Je partirai d'un proverbe qui est "quand on veut noyer son chien, on l'accuse d'avoir la rage". Le seul moyen de faire en sorte que les Français abandonnent la Sécurité Sociale, c'est de réussir peu à peu à les convaincre qu'elle ne peut plus fonctionner, qu'elle est moribonde, qu'elle est aujourd'hui l'objet de tant d'erreurs, d'incompétences et de fraudes qu'il faut faire table rase, et se donner pieds et poings liés aux assurances privées.

Le plan hôpital 2007 est difficile à comprendre mais ce n'est pas étonnant puisqu'il a été fait pour être incompréhensible. Incompréhensible, parce que quand vous voulez détruire quelque chose et que vous ne pouvez évidement pas l'annoncer, vous êtes obligés de faire des arguties en disant : « C'est la nouvelle gouvernance, etc ». Je vais essayer de le décrypter rapidement. On va faire une autopsie rapide, comme dans les séries télévisées NCIS et autres, on va essayer de voir de quoi est en train de mourir, de pourrir, le malade.

Il y a deux choses.

 

-Il y a la « nouvelle gouvernance » - c'est le grand délire, c'est comme quand on appelle réforme une régression sociale. La nouvelle gouvernance, c'est modifier les statuts des professionnels de santé qui travaillent dans les hôpitaux et les rapprocher des statuts du privé. On ne voit pas en quoi le fait de fragiliser le statut des praticiens hospitaliers va les rendre plus performants, mais c'est ce grand délire qui veut que le privé fonctionne mieux que le public, parce que tout le monde sait que les fonctionnaires sont des branleurs. Donc on modifie les statuts, on fragilise les gens, on met des primes à la compétence, des primes à la rapidité. Mais la compétence, c'est quoi, en soins ? C'est la compétence humaine de tenir la main d'une dame âgée qui va mourir, ou c'est la compétence d'avoir fait le plus de fibroscopies gastriques de la journée pour que ça fasse tourner l'hosto?

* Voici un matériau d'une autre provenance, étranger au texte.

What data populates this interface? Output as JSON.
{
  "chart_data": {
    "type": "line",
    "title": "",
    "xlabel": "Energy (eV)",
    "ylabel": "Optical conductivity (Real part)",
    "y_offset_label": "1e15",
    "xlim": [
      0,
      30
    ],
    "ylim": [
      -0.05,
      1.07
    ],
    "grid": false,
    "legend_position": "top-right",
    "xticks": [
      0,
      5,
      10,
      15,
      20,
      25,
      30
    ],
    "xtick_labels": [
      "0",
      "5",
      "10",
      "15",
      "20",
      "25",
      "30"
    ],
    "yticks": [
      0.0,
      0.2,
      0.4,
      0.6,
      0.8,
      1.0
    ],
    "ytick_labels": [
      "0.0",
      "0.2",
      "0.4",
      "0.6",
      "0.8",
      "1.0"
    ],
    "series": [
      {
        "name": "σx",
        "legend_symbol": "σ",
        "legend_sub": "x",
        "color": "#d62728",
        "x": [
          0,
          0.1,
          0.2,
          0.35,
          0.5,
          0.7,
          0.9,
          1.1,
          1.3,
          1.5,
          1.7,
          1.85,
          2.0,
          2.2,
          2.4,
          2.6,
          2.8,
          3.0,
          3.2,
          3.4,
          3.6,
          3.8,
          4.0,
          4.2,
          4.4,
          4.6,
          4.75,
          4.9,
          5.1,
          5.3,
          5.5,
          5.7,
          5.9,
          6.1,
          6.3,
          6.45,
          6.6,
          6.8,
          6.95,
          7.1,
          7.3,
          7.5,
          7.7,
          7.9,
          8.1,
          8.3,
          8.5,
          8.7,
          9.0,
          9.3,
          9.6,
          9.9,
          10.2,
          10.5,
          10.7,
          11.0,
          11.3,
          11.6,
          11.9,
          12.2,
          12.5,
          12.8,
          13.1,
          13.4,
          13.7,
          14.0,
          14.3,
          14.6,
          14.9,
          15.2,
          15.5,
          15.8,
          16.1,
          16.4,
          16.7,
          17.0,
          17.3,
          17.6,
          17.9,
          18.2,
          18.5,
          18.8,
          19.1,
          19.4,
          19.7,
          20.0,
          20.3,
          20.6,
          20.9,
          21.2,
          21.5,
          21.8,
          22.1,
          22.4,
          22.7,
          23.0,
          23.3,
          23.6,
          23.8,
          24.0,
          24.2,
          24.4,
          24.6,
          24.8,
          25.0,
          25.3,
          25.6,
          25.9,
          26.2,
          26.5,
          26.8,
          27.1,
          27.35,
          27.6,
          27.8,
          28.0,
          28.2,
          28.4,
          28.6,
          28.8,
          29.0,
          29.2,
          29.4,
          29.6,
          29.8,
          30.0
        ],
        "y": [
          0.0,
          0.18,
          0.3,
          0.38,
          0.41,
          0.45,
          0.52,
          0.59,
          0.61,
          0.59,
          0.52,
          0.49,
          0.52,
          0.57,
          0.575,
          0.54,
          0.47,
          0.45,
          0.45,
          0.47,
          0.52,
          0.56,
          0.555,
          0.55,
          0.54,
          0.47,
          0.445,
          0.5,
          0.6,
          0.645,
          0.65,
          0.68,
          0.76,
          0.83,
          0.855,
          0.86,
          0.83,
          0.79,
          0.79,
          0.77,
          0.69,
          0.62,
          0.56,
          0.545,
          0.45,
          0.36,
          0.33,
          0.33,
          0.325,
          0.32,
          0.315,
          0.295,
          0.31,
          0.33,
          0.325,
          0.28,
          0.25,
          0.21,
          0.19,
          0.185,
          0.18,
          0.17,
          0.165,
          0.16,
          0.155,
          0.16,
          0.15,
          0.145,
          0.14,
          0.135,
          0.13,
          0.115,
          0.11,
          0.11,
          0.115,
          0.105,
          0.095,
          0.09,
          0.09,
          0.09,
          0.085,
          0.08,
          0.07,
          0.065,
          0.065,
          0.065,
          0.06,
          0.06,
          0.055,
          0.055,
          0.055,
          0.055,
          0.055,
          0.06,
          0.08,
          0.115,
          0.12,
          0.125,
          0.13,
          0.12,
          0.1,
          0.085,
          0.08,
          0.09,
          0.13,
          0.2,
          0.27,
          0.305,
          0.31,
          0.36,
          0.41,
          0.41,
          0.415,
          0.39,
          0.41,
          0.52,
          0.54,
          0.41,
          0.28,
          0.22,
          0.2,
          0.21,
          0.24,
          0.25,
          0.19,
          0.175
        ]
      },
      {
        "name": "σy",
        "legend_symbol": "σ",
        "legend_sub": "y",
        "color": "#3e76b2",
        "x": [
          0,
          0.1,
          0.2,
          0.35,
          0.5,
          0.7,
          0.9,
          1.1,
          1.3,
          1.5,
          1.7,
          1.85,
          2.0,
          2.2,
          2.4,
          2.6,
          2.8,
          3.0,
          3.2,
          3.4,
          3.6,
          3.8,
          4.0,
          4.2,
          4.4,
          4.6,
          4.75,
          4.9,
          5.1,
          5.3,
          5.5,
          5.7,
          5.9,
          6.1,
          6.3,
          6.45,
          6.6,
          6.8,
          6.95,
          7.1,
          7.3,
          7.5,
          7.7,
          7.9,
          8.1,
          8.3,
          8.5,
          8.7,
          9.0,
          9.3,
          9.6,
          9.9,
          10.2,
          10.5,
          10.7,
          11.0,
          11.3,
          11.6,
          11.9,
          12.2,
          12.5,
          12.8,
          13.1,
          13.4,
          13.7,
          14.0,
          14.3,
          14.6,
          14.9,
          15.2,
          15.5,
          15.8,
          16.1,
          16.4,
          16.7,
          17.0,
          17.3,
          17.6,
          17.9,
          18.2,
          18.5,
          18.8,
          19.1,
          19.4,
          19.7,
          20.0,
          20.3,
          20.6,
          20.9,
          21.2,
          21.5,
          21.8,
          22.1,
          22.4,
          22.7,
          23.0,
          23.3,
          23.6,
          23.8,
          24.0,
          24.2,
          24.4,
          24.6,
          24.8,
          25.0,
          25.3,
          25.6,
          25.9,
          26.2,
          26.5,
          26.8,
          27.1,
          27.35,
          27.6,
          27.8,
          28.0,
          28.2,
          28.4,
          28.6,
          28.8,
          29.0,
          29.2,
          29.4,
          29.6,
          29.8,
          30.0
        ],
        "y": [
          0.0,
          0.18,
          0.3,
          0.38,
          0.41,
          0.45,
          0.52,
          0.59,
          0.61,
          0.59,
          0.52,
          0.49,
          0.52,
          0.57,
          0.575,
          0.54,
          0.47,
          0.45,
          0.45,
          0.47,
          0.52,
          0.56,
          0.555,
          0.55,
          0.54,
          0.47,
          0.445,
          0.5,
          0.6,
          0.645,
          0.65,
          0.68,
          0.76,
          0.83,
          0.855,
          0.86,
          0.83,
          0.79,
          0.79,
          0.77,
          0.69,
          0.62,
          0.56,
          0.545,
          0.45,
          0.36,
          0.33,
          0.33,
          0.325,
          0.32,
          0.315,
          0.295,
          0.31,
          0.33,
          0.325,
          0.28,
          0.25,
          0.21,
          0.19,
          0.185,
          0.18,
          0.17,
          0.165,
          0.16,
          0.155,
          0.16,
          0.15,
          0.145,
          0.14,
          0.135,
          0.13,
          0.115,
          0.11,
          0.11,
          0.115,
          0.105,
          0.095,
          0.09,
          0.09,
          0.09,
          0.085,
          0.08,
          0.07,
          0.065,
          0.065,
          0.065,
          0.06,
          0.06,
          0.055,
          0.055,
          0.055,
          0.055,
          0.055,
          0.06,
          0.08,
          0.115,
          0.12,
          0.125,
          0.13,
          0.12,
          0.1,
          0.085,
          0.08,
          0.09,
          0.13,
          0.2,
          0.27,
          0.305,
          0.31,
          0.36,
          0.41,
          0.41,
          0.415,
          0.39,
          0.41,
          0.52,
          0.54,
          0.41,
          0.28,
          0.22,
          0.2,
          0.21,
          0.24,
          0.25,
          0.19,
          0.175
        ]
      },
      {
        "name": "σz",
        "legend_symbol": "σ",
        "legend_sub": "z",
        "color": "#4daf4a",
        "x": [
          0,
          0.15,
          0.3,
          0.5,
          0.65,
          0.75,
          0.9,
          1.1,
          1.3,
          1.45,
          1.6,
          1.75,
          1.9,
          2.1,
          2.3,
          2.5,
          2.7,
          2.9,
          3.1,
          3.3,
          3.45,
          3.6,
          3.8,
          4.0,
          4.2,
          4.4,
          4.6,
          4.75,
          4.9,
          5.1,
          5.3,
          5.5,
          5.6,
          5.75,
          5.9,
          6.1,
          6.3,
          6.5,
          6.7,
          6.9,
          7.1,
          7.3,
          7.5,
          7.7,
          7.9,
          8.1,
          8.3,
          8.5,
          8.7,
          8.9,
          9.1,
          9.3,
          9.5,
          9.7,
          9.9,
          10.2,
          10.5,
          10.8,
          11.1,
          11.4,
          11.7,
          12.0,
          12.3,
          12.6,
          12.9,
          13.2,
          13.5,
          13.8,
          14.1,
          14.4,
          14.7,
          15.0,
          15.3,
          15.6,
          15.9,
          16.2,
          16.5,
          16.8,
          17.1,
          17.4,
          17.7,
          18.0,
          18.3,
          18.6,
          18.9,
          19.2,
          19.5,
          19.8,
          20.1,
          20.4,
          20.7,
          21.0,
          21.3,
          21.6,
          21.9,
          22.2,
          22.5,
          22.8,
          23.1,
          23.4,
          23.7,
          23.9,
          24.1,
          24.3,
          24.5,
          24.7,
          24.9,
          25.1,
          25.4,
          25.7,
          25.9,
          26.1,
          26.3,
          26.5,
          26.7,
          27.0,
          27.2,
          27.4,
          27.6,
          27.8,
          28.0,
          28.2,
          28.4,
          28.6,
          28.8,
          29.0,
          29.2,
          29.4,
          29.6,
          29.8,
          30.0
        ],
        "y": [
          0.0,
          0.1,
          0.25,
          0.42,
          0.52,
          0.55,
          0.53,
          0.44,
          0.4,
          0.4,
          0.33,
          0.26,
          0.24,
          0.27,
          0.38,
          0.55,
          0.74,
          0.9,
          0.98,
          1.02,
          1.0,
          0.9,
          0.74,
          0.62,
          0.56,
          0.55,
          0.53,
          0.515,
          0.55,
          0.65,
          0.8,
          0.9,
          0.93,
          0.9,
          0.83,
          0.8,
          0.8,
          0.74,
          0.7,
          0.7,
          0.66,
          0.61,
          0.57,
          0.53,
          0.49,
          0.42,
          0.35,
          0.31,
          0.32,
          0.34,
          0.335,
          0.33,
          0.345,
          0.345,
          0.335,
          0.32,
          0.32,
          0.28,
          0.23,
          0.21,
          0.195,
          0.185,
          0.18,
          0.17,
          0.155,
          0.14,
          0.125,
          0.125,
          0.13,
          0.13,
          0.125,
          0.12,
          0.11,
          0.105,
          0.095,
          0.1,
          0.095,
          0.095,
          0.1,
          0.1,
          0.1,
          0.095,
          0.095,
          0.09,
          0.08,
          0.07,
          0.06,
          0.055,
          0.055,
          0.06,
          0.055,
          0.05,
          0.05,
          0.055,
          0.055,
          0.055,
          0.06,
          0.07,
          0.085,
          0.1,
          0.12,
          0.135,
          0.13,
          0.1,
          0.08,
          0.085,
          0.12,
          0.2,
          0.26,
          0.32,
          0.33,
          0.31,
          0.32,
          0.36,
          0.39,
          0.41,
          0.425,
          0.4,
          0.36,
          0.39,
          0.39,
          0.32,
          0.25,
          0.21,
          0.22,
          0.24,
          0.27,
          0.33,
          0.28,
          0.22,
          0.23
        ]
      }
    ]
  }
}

- Par ailleurs, il y a la création de pôles. On parle de la « création de pôles », mais avant, je suis désolé, il y avait des services. Il y avait le service de gynécologie obstétrique, le service de cardiologie, le service de chirurgie. Là, on fait des « pôles » dans les hôpitaux. Vous pouvez avoir dans un même pôle, les maladies du rein, les femmes qui accouchent, les cancers et les maladies des glandes endocriniennes. Il n'y a aucune cohérence médicale là-dedans ! Simplement, ça permet de faire un pôle avec une espèce de directeur médico-administratif de tout ça, et de pouvoir dispatcher les infirmières au sein de ce pôle d'un jour à l'autre sans avoir besoin de nouvelles embauches. Donc vous avez une femme qui est habituée à s'occuper des femmes qui viennent d'accoucher qui, le lendemain, se trouve dans le service de cancéro et puis, parce qu'il y a un blocage, elle se retrouve à l'endroit ou on fait les électrocardiogrammes d'efforts le lendemain. C'est comment gérer la pénurie de personnel en disant, en fait, que tout le monde est hyper compétent sur tout, ce qui évidemment est une perte de chance pour le patient.

Mais au-delà de ces modifications qui impactent surtout les personnels, je voudrais parler de quelque chose qui impacte les patients: c'est la tarification à l'activité.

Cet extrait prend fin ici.